Les différences entre secteurs ont été très marquées durant l’année écoulée. Au sein de l’indice mondial MSCI, les sociétés actives dans les biens de consommation ont gagné plus de 9,2% depuis le début de l’année en euros, suivies de près par celles du secteur de la santé. Pour le premier secteur, ­McDonalds (+27%) a affiché la meilleure performance de l’indice Dow Jones, alors que le titre de Kraft s’est apprécié de 15%. Le groupe espagnol Inditex (+11,4%), propriétaire de la marque Zara, a signé la deuxième meilleure performance parmi 50 plus grandes capitalisations européennes de l’Euro Stoxx 50. Les géants pharmaceutiques comme Pfizer (+21%) aux Etats-Unis ou Sanofi (+11,6%) en France terminent aussi l’année en nette hausse.

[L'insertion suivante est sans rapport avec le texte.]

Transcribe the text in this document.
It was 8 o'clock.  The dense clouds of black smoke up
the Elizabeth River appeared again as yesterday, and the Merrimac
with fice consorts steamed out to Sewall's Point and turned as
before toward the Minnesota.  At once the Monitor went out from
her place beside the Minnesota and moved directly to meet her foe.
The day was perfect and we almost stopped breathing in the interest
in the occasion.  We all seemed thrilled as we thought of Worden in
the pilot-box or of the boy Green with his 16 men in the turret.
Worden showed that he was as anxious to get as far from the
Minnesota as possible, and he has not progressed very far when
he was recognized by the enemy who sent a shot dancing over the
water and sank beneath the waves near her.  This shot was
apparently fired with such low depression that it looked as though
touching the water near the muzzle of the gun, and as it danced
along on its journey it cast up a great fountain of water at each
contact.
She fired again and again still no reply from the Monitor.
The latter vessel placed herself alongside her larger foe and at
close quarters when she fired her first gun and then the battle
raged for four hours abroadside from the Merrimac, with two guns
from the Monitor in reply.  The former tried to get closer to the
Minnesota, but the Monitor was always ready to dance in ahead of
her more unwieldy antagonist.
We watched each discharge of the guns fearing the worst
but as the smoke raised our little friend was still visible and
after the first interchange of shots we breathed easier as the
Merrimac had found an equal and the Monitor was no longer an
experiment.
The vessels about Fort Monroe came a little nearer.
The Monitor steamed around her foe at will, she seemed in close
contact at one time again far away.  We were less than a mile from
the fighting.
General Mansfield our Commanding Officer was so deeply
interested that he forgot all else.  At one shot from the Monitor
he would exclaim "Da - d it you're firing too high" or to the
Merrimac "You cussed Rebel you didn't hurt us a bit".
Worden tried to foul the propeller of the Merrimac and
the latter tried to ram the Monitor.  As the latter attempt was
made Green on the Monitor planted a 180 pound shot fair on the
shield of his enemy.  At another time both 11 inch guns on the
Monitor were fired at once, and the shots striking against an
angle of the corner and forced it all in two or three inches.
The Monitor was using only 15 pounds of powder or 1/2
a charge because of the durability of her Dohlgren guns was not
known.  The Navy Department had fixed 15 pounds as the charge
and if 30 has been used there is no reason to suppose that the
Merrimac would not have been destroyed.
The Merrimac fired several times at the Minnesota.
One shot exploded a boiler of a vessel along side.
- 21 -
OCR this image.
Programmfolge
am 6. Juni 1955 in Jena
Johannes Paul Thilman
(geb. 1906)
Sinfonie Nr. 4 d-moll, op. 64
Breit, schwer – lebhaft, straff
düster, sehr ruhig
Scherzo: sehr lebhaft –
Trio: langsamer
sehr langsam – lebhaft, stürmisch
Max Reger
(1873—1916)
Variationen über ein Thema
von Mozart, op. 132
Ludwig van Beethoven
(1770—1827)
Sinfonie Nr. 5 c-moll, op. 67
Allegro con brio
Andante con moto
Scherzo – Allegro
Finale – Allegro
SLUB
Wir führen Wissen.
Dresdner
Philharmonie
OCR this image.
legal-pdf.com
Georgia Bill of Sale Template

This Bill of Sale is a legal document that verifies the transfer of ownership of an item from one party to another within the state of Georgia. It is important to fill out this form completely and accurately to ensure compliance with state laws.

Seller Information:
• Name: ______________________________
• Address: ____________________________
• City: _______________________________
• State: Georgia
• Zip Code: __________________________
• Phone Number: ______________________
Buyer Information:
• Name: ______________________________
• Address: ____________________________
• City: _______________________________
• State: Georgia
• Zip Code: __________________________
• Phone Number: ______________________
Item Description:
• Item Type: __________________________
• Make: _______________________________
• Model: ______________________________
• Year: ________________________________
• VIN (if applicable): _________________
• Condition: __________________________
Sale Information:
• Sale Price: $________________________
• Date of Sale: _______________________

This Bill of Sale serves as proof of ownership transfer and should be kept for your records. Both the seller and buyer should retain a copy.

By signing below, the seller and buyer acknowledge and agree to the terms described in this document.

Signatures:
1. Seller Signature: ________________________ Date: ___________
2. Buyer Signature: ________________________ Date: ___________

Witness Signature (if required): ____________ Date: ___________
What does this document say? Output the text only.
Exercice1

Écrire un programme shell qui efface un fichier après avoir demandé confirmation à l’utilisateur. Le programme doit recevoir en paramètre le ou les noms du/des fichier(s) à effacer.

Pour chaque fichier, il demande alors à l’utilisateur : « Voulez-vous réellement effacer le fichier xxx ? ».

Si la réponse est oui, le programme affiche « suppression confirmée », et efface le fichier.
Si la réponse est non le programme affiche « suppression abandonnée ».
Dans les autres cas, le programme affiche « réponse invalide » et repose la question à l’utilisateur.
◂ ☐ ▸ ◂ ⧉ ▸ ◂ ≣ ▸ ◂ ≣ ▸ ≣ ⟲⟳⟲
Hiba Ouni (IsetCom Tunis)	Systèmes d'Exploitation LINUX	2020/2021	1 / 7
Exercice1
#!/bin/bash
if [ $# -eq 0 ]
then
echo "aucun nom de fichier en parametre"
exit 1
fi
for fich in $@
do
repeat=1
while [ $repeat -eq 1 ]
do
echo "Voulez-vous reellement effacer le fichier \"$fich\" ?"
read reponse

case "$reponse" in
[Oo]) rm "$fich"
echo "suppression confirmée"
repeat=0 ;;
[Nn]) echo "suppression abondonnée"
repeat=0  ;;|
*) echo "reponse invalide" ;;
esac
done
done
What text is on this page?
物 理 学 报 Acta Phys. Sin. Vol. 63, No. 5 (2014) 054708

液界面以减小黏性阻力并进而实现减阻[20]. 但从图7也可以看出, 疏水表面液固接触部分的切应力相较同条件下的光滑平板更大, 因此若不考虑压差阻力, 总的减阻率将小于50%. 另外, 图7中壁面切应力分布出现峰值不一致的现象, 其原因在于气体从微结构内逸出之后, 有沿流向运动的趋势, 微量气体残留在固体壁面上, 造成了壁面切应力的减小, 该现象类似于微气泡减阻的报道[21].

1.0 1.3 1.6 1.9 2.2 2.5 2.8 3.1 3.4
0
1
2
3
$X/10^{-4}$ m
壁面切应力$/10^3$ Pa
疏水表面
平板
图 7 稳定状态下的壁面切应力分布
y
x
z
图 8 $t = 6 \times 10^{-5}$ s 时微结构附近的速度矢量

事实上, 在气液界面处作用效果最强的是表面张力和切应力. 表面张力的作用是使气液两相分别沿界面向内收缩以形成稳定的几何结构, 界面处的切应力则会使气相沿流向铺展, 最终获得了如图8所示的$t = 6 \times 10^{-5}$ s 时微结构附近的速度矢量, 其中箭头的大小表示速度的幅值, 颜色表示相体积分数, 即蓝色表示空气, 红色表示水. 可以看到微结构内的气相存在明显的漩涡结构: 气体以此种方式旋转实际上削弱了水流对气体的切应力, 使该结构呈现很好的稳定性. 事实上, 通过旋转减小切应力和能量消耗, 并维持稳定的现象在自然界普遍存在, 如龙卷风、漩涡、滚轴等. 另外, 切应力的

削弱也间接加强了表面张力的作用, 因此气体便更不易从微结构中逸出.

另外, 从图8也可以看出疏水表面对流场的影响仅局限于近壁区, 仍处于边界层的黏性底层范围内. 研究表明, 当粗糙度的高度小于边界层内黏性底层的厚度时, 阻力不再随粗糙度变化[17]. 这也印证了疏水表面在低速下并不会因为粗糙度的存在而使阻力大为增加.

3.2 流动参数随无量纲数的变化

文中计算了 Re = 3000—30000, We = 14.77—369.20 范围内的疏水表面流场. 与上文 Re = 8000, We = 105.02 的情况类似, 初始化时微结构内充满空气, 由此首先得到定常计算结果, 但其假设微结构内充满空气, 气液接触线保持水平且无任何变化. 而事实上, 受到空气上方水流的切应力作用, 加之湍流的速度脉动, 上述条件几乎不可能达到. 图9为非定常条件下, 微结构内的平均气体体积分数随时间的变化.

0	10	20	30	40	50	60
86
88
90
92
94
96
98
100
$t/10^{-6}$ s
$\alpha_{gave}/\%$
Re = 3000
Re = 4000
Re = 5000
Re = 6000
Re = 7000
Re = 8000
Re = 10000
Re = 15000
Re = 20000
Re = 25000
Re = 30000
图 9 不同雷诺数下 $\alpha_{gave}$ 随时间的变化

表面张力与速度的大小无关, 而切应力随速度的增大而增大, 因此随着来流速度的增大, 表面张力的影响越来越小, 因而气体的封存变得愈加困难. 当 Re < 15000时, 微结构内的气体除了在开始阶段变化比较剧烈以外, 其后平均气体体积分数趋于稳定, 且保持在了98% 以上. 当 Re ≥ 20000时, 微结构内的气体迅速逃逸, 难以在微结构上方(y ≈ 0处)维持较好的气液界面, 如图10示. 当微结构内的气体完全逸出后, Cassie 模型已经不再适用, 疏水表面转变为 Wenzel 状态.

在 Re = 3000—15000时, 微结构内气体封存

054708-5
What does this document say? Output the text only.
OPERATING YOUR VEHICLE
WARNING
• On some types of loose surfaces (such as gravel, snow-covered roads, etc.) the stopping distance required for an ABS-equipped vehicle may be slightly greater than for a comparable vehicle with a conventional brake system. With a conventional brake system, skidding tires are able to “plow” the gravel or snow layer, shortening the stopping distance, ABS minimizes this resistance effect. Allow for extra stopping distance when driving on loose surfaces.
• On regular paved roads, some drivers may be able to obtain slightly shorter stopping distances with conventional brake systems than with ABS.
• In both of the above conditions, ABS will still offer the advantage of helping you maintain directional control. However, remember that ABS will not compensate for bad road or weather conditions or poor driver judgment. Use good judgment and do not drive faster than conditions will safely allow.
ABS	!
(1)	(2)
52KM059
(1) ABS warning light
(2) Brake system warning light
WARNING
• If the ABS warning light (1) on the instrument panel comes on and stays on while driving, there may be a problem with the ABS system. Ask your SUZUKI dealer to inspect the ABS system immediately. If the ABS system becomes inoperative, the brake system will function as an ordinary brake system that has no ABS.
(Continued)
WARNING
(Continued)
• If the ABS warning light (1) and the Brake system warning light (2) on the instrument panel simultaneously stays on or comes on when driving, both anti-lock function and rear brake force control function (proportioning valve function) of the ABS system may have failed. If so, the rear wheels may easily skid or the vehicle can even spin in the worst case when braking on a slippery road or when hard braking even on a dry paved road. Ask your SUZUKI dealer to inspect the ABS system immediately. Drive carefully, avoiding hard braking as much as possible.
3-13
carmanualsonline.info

A l’opposé, les valeurs financières ont chuté de près 14% en moyenne. Les titres bancaires occupent la queue du peloton de la plupart des indices, à l’instar de Bank of America (–60%) outre-Atlantique ou de Société Générale (–59%) parmi les 50 plus grands titres européens.

Valorisations modestes

La forte correction des marchés depuis la mi-2011 a-t-elle été excessive? De nombreux stratèges parient désormais sur un rebond. Credit Suisse anticipe un potentiel de hausse de plus de 20% pour l’indice européen DJ Stoxx 50, plaçant un objectif à 2740 points d’ici à douze mois (2273 points vendredi). L’indice SPI devrait, lui, s’apprécier de 13% à plus de 5900 points (5161,7 points vendredi). Aux Etats-Unis, l’indice S&P 500 devrait gagner 6% d’ici 12 mois à près de 1300 points (1220 points vendredi), selon la banque suisse. Plus prudent, Goldman Sachs prévoit 1250 points à fin 2012 pour le même indice, et estime à 7% le potentiel de hausse pour l’indice incluant les 600 plus grandes capitalisations européennes.

Globalement, les actions des deux côtés de l’Atlantique ont des évaluations attrayantes en comparaison historique. Les actions nord-américaines se négocient avec un ratio cours/bénéfices (ou «P/E») d’environ 11, comparé à 14,9 durant les dix dernières années. Les marchés actions européens se traitent à un peu plus de 9 fois leurs bénéfices, contre 13,1 en moyenne historique, selon des données compilées par Thompson Financial Datastream.

Incertitude sur les devises

L’année écoulée a été marquée par des fluctuations de change spectaculaires. De ce point de vue, 2012 s’annonce de manière plus sereine, si l’on en croit les prévisions des stratèges. Credit Suisse prévoit un cours de 0,98 dollar contre le franc d’ici à douze mois, alors que Hyposwiss le situe entre 0,88 et 0,98 dollar. Goldman Sachs prévoit un affaiblissement supplémentaire de la monnaie helvétique à 1,35 franc par euro, soit bien au-delà du seuil plancher de 1,20 franc fixé par la BNS depuis août.

En revanche, les pronostics concernant le dollar face à l’euro sont plus contradictoires. Credit Suisse prévoit que la monnaie commune se dépréciera à 1,26 dollar par euro. Goldman Sachs anticipe au contraire un affaiblissement supplémentaire du billet vert à 1,45 dollar par euro.